Unterirdische Mauer- oder Betonbauwerke sind in der Regel als nicht gasdicht anzunehmen, so dass von außen über das poröse Erdreich Schadstoffe durch Diffusion in das Bauwerk gelangen können.
Grundsätzlich sind bei nicht ständig be- und entlüfteten unterirdischen Bauwerken, wie Schächte und Kanäle, explosionsfähige oder gesundheitsschädigende Atmosphäre sowie Sauerstoffmangel nicht auszuschließen.
Explosionsfähige oder gesundheitsschädigende Atmosphäre sowie Sauerstoffmangel kann z.B. entstehen durch:
- Faulgasbildung im Bauwerk oder benachbartem Erdreich,
- in der Nähe befindliche Gasleitungen oder Lager für flüssige oder gasförmige Brennstoffe,
- ungesättigtes Kohlendioxid (CO2) im Grundwasser oder Erdreich,
- Lösungsmitteldämpfe aus Farbanstrichen,
- thermische Zersetzungsprodukte von Kunststoffen und PUR-Schäumen der Wärmedämmung,
- sauerstoffzehrende Korrosionsprozesse,
- Kohlenmonoxid-(CO-)Einträge aus Fahrzeugen von benachbarten Tankstellen oder häufig befahrenen Straßenkreuzungen,
- Schadstoffe von in der Nähe befindlichen Deponien.
Eine Gefahr besteht auch bei der Verwendung von Brenngasen, z.B. durch Rauche und Gase bei Schweiß- und Isolierarbeiten.
Diese aufgeführten Gefährdungen sind in einer Gefährdungsbeurteilung zu berücksichtigen.
Kann bei Arbeiten in Anlagenteilen eine explosionsfähige, gesundheitsschädigende Atmosphäre oder Sauerstoffmangel, z.B. bei der Entlüftung von Rohrleitungen, entstehen, sind die geeigneten Freimessungen ständig zu wiederholen, sofern nicht durch Be- und Entlüftung sichergestellt ist, dass keine explosionsfähige Atmosphäre, keine gesundheitsschädliche Konzentration von Gasen, Nebeln, Dämpfen und Stäuben oder Sauerstoffmangel auftreten kann.
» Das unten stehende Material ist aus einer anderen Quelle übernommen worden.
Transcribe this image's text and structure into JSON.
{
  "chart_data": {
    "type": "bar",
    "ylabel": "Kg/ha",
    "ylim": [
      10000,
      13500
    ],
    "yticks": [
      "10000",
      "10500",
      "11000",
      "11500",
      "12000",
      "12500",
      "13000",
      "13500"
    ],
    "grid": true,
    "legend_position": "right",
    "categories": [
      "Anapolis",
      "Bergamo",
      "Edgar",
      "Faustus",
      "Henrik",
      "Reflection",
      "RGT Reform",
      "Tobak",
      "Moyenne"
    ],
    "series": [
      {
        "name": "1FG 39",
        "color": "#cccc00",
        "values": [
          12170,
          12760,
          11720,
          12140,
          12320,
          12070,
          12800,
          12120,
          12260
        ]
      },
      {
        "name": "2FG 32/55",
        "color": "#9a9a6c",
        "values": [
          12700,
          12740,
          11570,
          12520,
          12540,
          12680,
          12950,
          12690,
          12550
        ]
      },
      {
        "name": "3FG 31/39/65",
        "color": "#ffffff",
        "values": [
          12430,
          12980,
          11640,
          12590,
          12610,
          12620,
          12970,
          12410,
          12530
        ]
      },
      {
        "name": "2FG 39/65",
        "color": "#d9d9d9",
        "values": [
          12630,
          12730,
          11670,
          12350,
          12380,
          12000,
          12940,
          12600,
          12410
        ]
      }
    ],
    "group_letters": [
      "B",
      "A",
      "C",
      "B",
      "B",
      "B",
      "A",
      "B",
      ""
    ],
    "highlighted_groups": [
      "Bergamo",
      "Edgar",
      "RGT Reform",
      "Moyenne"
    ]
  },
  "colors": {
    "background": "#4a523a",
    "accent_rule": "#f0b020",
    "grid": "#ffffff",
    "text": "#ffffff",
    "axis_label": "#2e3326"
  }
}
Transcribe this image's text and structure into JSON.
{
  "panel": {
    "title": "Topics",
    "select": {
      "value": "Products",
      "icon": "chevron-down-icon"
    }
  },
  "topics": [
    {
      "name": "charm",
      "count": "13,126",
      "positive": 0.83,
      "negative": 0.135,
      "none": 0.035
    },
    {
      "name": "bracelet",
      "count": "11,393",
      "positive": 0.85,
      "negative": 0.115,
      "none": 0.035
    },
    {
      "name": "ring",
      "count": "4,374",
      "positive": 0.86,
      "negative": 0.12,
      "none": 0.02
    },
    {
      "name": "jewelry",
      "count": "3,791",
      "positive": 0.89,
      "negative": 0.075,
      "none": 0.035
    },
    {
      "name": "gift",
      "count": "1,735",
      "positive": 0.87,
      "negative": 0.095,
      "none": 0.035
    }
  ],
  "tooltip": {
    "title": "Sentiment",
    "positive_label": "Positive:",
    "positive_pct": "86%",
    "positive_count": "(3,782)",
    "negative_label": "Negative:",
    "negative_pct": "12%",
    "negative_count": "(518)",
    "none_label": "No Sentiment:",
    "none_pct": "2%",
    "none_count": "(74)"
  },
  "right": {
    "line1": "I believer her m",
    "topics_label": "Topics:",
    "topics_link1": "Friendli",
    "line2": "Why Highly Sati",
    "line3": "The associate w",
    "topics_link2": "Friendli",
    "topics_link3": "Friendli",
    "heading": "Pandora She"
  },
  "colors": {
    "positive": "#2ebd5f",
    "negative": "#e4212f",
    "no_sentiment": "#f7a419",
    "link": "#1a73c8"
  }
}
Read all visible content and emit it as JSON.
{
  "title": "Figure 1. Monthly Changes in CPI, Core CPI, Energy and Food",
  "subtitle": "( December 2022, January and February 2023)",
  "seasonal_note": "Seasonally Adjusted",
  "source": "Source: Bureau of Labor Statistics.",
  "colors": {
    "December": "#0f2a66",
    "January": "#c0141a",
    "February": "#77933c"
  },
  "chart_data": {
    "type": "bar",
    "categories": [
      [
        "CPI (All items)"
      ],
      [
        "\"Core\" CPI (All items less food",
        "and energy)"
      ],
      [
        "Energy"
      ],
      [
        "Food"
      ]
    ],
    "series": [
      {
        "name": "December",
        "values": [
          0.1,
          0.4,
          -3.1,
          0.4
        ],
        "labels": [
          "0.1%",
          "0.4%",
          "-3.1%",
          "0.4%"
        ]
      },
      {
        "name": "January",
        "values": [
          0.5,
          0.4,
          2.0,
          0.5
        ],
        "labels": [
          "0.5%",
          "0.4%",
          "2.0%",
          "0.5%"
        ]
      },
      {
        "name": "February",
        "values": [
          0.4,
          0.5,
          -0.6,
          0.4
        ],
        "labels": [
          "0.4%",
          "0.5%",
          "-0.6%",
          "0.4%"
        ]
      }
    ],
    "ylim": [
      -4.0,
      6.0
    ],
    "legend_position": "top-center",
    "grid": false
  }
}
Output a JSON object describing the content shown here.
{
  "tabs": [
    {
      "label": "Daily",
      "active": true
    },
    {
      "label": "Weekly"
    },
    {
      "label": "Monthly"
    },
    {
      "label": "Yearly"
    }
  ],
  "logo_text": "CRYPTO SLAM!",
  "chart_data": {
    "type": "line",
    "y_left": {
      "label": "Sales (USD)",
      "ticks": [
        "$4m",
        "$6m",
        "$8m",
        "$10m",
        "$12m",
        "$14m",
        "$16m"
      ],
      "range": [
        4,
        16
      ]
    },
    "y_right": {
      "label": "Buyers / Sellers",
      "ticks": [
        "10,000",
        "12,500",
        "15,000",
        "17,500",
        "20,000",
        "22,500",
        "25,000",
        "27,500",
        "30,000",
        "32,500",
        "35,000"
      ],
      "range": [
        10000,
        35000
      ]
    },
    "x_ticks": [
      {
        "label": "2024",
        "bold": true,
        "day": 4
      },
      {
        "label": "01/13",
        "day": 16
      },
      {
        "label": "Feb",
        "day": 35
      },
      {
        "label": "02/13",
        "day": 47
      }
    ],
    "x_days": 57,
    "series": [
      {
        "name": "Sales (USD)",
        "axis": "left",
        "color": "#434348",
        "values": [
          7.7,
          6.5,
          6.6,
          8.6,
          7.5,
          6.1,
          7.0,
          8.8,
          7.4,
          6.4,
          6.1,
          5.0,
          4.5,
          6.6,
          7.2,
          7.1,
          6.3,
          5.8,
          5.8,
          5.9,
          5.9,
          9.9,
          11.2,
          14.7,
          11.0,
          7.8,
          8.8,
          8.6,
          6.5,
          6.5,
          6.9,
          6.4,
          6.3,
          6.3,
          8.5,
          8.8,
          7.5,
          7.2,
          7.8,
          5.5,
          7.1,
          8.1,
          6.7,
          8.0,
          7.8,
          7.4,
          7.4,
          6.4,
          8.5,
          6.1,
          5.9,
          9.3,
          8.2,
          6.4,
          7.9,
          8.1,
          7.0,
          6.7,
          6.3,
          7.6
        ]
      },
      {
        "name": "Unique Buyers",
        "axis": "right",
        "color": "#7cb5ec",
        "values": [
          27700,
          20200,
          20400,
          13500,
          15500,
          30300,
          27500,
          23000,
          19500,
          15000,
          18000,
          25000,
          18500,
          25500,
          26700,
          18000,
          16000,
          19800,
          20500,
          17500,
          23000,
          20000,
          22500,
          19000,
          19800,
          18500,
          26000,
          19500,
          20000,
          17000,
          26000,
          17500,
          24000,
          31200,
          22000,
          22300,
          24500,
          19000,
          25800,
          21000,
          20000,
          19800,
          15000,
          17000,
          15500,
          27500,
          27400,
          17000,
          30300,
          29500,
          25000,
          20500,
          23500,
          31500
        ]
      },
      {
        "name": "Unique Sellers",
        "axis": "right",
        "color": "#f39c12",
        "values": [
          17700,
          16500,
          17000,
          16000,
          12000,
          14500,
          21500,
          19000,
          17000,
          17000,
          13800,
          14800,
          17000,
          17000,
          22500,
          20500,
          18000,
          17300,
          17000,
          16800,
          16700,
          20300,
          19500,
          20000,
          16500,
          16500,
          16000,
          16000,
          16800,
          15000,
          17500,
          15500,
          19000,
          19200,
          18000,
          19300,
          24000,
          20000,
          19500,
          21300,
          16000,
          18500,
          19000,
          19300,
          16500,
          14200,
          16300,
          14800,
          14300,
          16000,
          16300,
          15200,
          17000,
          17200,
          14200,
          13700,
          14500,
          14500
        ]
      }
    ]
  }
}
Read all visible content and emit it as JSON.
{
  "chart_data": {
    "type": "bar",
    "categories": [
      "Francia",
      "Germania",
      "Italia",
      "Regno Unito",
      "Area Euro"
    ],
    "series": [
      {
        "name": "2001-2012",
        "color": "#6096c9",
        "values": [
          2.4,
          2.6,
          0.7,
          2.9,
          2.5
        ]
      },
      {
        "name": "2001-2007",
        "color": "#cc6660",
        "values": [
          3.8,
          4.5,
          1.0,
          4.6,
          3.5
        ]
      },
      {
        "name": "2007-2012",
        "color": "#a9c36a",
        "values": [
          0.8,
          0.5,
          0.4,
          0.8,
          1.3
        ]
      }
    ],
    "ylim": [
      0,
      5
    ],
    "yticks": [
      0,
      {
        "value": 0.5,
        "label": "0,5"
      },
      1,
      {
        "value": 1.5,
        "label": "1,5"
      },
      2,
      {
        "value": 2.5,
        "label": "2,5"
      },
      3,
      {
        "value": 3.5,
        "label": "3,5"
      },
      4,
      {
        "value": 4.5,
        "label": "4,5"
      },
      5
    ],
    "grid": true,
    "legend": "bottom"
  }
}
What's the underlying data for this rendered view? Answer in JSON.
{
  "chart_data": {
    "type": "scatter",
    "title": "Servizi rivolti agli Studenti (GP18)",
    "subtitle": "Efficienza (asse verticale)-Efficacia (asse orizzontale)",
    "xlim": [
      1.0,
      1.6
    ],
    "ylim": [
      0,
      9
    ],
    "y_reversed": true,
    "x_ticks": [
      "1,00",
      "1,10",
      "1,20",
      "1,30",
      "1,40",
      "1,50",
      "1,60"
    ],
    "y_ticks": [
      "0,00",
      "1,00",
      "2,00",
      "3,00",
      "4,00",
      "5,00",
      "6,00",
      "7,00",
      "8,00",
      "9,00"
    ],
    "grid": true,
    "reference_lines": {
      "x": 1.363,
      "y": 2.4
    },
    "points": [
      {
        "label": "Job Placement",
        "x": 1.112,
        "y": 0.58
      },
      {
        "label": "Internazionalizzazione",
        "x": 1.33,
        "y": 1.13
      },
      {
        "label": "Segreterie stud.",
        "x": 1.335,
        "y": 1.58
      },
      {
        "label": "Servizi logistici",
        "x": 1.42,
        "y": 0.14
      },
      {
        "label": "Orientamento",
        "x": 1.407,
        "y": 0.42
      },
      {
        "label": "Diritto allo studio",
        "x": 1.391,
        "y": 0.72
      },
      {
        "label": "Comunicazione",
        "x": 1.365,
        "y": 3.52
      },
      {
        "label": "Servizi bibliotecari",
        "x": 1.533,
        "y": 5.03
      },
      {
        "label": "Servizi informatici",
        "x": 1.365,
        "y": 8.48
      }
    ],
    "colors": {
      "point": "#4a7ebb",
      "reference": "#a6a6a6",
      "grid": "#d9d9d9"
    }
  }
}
Die Wirksamkeit der Be- und Entlüftung ist zu überwachen.
Be- und Entlüftung kann durch natürliche oder technische Maßnahmen erfolgen; siehe auch Erläuterungen zu Abschnitt 5.7.1.
Die Bildung gefährlicher explosionsfähiger Atmosphäre ist verhindert, wenn die Konzentration an Gasen, Dämpfen, Nebeln oder Stäuben im Gemisch mit Luft 20 % der unteren Explosionsgrenze (UEG) nicht überschreitet. Zu 20 % UEG siehe auch DVGW-Arbeitsblatt G 110 "Ortsfeste Gaswarneinrichtungen".
Die Einwirkung gesundheitsschädlicher Stoffe gilt als verhindert, wenn z.B. die Arbeitsplatzgrenzwerte (AGW) nicht überschritten werden; siehe auch Erläuterungen zu Abschnitt 5.7.1.
5.8.5 Wird bei Arbeiten in Anlagenteilen eine explosionsfähige, gesundheitsschädigende Atmosphäre oder Sauerstoffmangel festgestellt, haben die Beschäftigten die Anlagenteile sofort zu verlassen.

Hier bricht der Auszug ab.